Welcome to Edition 89 of Boardroom Brief.

This is a service specifically targeted at the needs of busy non-executive directors. We aim to give you a “heads up” on the things that matter for NEDs in the week ahead – all in two minutes or less.


GST Bill is passed. On 14 November 2018, the Treasury Laws Amendment (Making Sure Every State and Territory Gets Their Fair Share of GST) Bill 2018 passed both Houses of Parliament. The reforms are expected to deliver an additional $9 billion in untied funding to the states and territories over 10 years, and an additional $1 billion in perpetuity once fully implemented. The new laws will: (i) establish a more stable and predictable equalisation standard, based on the fiscal capacity of the stronger of New South Wales or Victoria; (ii) introduce a GST relativity floor, initially set at 70 cents and ratcheting up to 75 cents in 2024-25; (iii) permanently boost the GST pool with direct Commonwealth cash injections; and (iv) during the transition period between 2021-22 and 2026-27, ensure that states and territories get the better of the old or the new system over the period (with the Productivity Commission charged with reviewing the effectiveness of the new GST distribution system at the end of the transition period).  The Government’s additional contribution to the GST pool will not be offset by decreased grant funding to states. The largest beneficiary of the new regime will, of course, be Western Australia, but (as the long and tortured title of the Bill suggests) all states will benefit on the Government’s projections. At the cost, of course, of increased national debt.  See Treasurer of the Commonwealth, the Hon Josh Frydenberg’s media release.

$51.5 million boost to pursue financial misconduct criminal prosecutions. On 16 November 2018, the Government announced that, as part of its $70.1 million commitment to bolster ASIC’s enforcement activities, $41.6 million will be given to the Commonwealth Director of Public Prosecutions (CDPP) to enable more prosecutions of criminal misconduct by banks and other financial institutions and $9.9 million will be given to the Federal Court to fund additional resources for civil cases. As noted in previous Boardroom Briefs, we are entering a period of increased enforcement activity by regulators, and Directors would be well advised to ensure that their companies’ compliance programmes are up to date and being enforced. 

Government cuts more red tape for small and medium sized businesses. On 16 November 2018, the Government announced it will reduce the reporting burden for small and medium businesses by doubling financial reporting thresholds (last adjusted in 2007). The financial reporting threshold will now be meeting two of the following: (a) $50 million or more in consolidated revenue; (b) $25 million or more in consolidated gross assets; or (c) 100 or more employees. Submissions can be made until 14 December 2018.

Government moves into Alt-Fi. Directors of alternative finance providers should take note of the Commonwealth Government’s decision to make $2 billion of funding available to small and medium sized enterprises (SMEs) through the creation of a taxpayer-backed securitisation fund.

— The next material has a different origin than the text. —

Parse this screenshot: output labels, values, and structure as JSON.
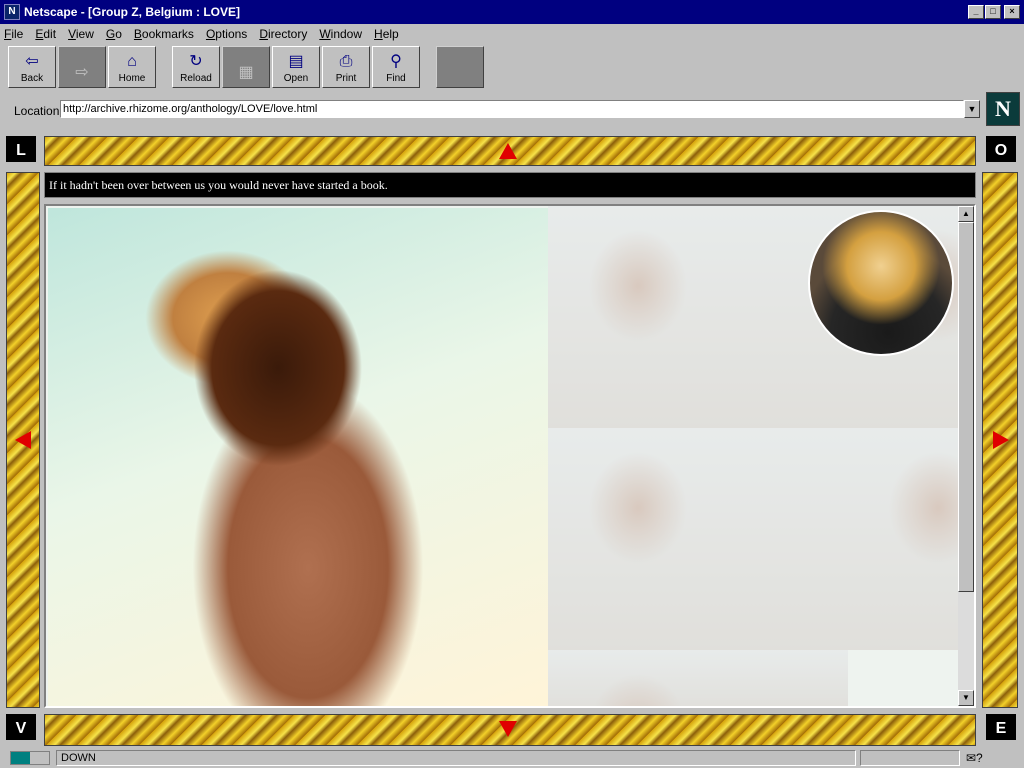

The fund (to be named the Australian Business Securitisation Fund) will be managed by the Australian Office of Financial Management and will buy packages of secured and unsecured SME loans issued by smaller banks and non-bank lenders (such as Fintechs), with the aim of increasing the flow of funding (and potentially lowering borrowing costs) to the sector. See Treasurer Josh Frydenberg’s media release on the new fund here. Hopefully this will provide a boost not only to SMEs but also the Fintechs and smaller lenders who have traditionally found debt for this class of lending difficult and costly to access.


Scott Morrison a ‘turning point’ in the Australia-China relationship? In response to Chinese Premier Li Keqiang’s statement last week that Scott Morrison’s ascension to leadership had represented a ‘turning point’ in the China - Australia relationship, Scott Morrison was quick to assure that Australia would not take sides in the escalating trade tensions between China and the United states - despite also having announced a Pacific pivot and a plan to provide $3 billion in infrastructure loans to Pacific island nations, of which many are indebted to China and which could be seen as a plan to curb growing Chinese influence in the region. On the flipside, China’s warm reception to Scott Morrison may provide comfort to Australian companies in the resources and agriculture sectors, who are often dependent on Chinese demand.

Are banks warming up to lithium? Last week, the Financial Review reported that Australian lithium miners were noticing an uptick in discussions with mainstream banks about funding. Australia’s lithium sector has grown from one mine to seven in under two years, which has required billions of dollars of capital spending on new and existing mines. But mainstream banks have supplied little of that finance, with the boom instead funded by shareholder equity, customer prepayments for future delivery of lithium, high-cost bonds and some specialist lenders to the small end of the resources sector.  A lack of clarity over pricing - including certainty over the future cash flows in the absence of a well-defined and published index price that provides a forward market to hedge price risk - has held back lending. Until now, foreign banks have been more willing to lend.